Migrants in the Italian Underground Economy


This paper focuses on the typical paths of migrants’ insertion in the informal economy in Italy. It begins with a review of the international debate on the informal economy and ethnic business in order to evaluate the extent to which the current descriptive and explanatory models fit the specificity of the Italian case. When applied to the Italian context they overemphasize the relationship between the informal sector – characterized mainly by self‐employment and ethnic business – and the transformation of the formal labour market due to economic changes – the crisis of the fordist way of production, global restructuring of the manufacturing sector and so on. On the contrary, the underground economy is a long‐standing characteristic in Italy. It is an overall structural element of the Italian economy and a much more complex phenomenon than in other countries. For many reasons, migrants’ insertion in the informal economy in Italy does not produce a new trend but represents an element of continuity in the economic organization and involves documented and undocumented migrants as well as many types of Italian workers.
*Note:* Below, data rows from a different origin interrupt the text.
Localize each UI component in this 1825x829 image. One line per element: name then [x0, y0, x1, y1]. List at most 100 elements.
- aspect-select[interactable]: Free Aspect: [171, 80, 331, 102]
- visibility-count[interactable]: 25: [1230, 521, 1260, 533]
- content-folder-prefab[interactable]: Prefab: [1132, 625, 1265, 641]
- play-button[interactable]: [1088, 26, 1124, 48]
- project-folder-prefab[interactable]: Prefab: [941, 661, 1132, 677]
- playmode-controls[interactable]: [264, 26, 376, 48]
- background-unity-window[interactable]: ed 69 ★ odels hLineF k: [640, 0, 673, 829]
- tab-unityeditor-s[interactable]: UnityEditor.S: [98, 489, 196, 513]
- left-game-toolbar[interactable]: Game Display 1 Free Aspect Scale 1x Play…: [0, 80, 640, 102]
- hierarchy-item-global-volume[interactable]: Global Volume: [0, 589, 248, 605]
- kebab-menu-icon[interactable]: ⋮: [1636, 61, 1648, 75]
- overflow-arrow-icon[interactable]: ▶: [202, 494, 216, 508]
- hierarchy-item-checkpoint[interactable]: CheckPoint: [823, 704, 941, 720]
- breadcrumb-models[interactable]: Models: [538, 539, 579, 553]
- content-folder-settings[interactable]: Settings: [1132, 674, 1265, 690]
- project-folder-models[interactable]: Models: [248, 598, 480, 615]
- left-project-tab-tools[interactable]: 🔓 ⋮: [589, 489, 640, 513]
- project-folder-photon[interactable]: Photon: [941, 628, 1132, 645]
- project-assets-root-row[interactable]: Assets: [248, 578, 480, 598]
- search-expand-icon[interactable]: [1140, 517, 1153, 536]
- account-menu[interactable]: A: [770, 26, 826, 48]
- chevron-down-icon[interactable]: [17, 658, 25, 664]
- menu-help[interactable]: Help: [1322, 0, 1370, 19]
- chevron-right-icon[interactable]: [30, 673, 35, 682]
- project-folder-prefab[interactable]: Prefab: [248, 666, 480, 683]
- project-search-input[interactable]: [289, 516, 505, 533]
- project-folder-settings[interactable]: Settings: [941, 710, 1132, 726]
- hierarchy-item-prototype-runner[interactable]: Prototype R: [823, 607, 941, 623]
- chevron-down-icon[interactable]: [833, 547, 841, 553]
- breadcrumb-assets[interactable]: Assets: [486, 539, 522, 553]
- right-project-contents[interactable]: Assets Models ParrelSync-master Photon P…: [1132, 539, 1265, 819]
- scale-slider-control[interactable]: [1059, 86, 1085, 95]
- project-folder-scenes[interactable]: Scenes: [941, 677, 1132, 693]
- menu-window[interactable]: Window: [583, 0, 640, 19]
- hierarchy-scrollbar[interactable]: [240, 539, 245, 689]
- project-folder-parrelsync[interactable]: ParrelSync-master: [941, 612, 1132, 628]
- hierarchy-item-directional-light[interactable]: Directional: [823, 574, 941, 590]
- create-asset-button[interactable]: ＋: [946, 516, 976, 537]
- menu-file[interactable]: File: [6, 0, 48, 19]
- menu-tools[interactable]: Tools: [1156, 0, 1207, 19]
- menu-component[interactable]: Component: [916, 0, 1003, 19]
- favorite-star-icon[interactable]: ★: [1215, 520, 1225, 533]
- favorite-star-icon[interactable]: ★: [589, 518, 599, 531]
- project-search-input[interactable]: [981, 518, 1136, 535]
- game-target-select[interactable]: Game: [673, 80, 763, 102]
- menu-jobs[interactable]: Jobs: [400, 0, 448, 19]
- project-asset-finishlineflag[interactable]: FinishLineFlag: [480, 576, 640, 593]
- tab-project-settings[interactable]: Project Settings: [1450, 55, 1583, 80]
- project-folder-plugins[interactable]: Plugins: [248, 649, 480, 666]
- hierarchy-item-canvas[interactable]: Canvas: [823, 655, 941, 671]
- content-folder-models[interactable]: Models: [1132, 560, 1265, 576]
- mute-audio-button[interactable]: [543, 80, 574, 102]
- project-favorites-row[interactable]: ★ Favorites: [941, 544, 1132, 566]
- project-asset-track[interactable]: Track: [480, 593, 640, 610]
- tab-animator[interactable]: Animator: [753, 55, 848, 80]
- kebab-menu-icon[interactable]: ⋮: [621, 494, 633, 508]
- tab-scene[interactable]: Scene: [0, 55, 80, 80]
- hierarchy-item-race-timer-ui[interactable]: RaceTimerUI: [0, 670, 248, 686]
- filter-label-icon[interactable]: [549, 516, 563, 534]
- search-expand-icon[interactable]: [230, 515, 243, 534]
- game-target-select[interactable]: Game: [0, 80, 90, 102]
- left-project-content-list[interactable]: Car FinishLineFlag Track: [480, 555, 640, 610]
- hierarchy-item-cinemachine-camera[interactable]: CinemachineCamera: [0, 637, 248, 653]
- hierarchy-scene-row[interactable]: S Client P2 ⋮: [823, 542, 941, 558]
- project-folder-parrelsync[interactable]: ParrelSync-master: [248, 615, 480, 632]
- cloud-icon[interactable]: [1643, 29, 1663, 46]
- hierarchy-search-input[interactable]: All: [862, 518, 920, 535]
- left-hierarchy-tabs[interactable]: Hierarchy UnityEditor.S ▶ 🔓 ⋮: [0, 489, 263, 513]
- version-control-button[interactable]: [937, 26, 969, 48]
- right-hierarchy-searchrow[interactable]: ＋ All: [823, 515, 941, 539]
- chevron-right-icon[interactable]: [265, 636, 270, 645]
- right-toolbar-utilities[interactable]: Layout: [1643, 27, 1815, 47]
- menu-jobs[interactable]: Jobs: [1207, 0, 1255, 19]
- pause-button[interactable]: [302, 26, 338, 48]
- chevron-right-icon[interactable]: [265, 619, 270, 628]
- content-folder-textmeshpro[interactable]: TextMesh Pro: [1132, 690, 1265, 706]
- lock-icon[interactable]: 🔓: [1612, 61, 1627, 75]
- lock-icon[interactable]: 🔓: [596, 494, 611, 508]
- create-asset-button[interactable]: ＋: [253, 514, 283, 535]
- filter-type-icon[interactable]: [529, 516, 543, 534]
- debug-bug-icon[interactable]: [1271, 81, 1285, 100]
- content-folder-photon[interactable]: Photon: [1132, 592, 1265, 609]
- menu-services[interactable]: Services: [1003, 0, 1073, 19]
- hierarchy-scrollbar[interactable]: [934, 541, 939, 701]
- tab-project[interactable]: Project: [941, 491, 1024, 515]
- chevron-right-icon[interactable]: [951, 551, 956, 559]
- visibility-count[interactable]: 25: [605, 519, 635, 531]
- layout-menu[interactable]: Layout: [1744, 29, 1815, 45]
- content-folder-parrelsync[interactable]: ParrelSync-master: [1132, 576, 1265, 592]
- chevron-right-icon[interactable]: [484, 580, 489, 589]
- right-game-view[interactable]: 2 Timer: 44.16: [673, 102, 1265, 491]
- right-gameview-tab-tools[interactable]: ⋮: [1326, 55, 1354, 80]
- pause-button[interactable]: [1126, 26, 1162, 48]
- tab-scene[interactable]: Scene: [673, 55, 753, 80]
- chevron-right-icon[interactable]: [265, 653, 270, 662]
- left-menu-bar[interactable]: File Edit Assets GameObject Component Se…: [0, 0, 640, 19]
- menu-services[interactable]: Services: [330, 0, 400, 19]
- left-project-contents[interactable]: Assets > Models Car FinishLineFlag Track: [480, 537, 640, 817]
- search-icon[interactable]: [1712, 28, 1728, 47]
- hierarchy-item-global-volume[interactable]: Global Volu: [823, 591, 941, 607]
On the other hand, this paper highlights the central role of the institutional framework – immigration policies and their implementation – in the context of the formal and actual constraints which inform immigrants’ strategies of incorporation into the formal/informal labour market. The implementation of the institutional framework, by different branches of the public administration and by the judicial system, interacts with immigrants’ economic strategies and generates mobile borders between different types of informal arrangements, as well as between the informal and illegal economy. Taking into account the structural and geographical characteristics of each economic sector, the economic institutional framework, the legal framework and the decision‐making processes that produce them, it is possible to reconsider the concept of the informal economy and to re‐evaluate its role in the most important explanatory models.